As a sanity check, we checked to make sure that all the nodes have route roles. They do:
CALL dbms.cluster.routing.getServers()
[
addresses [9.0.3.130:7687]
role WRITE
,
addresses [9.0.4.130:7687, 9.0.5.130:7687]
role READ
,
addresses [9.0.4.130:7687, 9.0.3.130:7687, 9.0.5.130:7687]
role ROUTE
]
We also checked to make sure that the general cluster routes were correct (from inside the neo4j running containers):
$ dig core-neo4j.marathon.containerip.dcos.thisdcos.directory
<snip>
;; ANSWER SECTION:
core-neo4j.marathon.containerip.dcos.thisdcos.directory. 5 IN A 9.0.5.130
core-neo4j.marathon.containerip.dcos.thisdcos.directory. 5 IN A 9.0.4.130
core-neo4j.marathon.containerip.dcos.thisdcos.directory. 5 IN A 9.0.3.130
<snip>
We also ran the above node app during an interactive session to look at the routing tables of the driver/session.
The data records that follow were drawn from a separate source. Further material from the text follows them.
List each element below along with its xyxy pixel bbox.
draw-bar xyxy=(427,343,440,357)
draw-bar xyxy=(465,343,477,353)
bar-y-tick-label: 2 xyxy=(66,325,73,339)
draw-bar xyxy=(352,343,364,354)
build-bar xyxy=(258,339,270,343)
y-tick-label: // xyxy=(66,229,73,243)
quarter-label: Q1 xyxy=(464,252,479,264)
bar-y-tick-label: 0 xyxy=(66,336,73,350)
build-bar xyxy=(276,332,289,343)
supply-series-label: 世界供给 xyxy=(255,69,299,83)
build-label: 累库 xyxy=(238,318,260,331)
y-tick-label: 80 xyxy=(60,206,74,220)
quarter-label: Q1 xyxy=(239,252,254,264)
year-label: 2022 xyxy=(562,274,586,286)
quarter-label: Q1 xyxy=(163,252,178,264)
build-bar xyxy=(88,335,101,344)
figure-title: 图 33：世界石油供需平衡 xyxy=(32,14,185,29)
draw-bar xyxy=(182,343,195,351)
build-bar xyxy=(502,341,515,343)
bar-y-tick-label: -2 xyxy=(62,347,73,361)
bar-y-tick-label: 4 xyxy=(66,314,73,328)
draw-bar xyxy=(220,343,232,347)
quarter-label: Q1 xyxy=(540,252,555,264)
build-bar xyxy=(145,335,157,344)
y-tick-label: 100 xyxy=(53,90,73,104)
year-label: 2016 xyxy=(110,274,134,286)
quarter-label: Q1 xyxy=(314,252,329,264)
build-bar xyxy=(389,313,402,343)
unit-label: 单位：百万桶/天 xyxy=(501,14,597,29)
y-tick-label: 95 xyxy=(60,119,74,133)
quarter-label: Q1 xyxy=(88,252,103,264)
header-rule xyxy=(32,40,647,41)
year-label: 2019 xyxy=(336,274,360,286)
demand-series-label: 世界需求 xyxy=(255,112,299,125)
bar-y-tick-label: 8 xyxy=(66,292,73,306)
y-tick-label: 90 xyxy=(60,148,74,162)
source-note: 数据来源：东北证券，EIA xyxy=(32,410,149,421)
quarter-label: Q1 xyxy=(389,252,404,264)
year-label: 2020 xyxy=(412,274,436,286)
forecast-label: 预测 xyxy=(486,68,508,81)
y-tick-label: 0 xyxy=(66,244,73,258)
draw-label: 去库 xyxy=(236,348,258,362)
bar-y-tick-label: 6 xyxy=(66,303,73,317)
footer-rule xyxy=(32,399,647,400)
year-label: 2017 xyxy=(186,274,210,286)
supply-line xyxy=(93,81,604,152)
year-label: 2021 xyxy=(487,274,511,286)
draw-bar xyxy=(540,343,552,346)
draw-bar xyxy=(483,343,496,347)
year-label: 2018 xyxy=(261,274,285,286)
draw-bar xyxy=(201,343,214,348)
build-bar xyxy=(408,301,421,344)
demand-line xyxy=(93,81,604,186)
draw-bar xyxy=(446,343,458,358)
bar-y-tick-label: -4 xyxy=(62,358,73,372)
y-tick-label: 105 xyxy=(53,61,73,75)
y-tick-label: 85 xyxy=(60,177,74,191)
When we use the leader ip, we get:
> session._writeConnectionHolder._connectionProvider._routingTable.routers
RoundRobinArray { _items: [ '9.0.3.130' ], _offset: 0 }
When we use either of the follower ips, we get:
> session._writeConnectionHolder._connectionProvider._routingTable.routers
RoundRobinArray { _items: [ '9.0.4.130' ], _offset: 0 }
and the ip just changes based upon the one that we used. It appears that the routing table hasn't been properly loaded.
So, at this point we are a little stuck and not sure what the issue is. Everything appears to be configured correctly, but no dice on connecting to a non-leader node and using the routing, which is a feature we would love to use.